A Karnak Temple relief from early in Akhenaten’s reign shows him with Ra-Horakhty, traditionally depicted with a hawk’s head. Neues Museum, Berlin. (Right) An inscribed limestone fragment from Amarna shows an early Aten cartouche, “the Living Ra-Horakhty”. Petrie Museum, London. (Photo: Osama Shukir Muhammed Amin FRCP(Glasg)/CC BY-SA 4.0).

A Karnak Temple relief from early in Akhenaten’s reign shows him with Ra-Horakhty, traditionally depicted with a hawk’s head. Neues Museum, Berlin. (Right) An inscribed limestone fragment from Amarna shows an early Aten cartouche, “the Living Ra-Horakhty”. Petrie Museum, London. (Photo: Osama Shukir Muhammed Amin FRCP(Glasg)/CC BY-SA 4.0).

ZENITH OF ATEN ADORATION

During the first five years of his reign, Akhenaten decorated the southern entrance to the precincts of the temple of Amun-Re with scenes of himself worshipping Ra-Horakhty the falcon-headed aspect of the sun.
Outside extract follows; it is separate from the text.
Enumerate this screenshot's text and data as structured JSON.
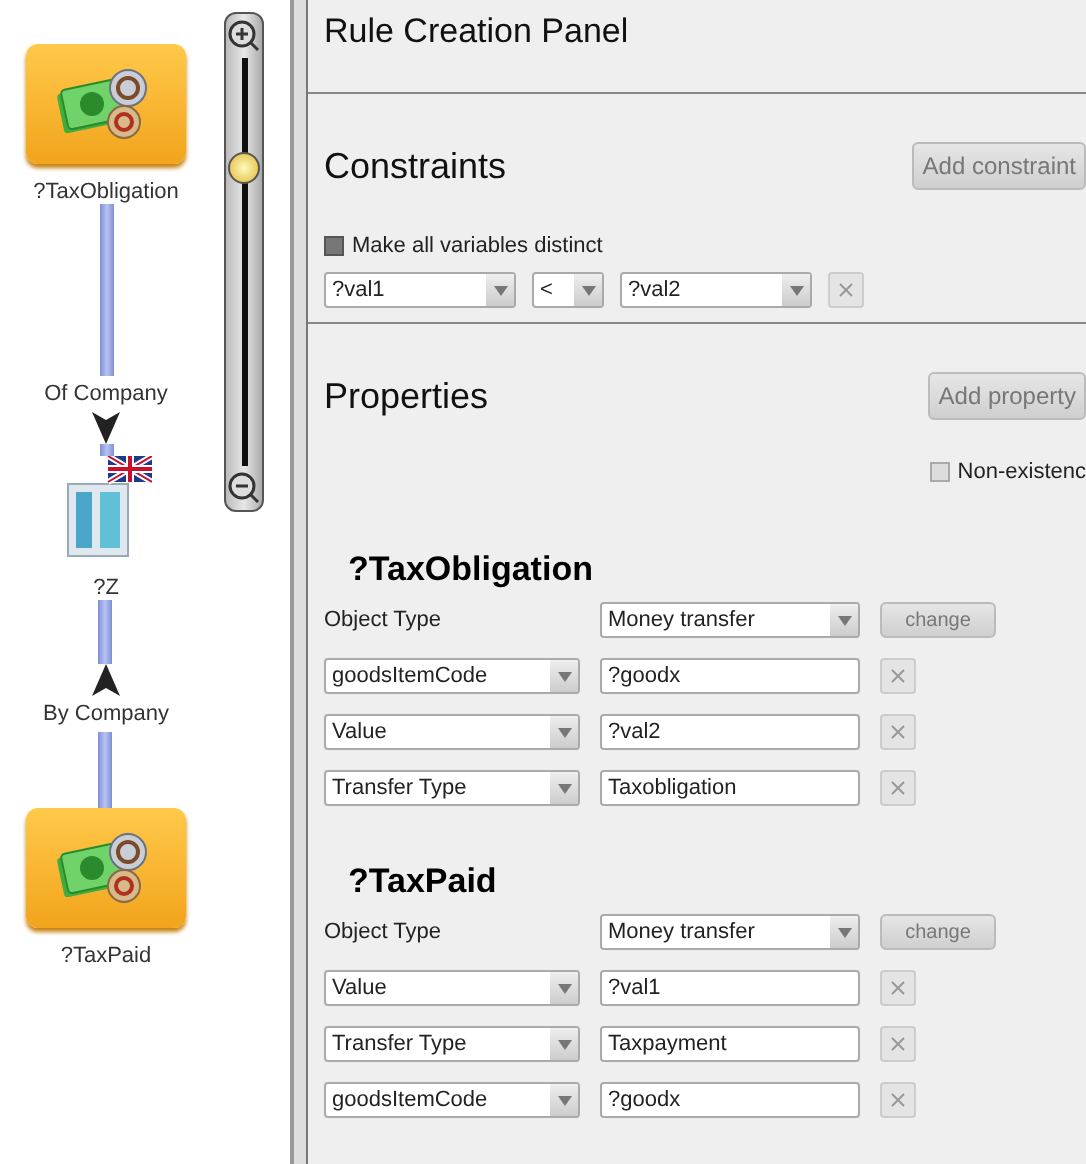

From an examination of the Gem-pa-aten reliefs in Karnak, Egyptologists discovered the remnants of four distinct structures. Beginning 1925, Maurice Pillet, French architect and director of works for the Egyptian Antiquities Service at Karnak discovered huge colossi in the drainage ditch east of the eastern gate of the enclosure wall of the Karnak Temple. Later, Egyptologist and Inspector of Antiquities at Karnak from 1925 to 1952, Henri Chevrier, unearthed even more destroyed statues of Akhenaten.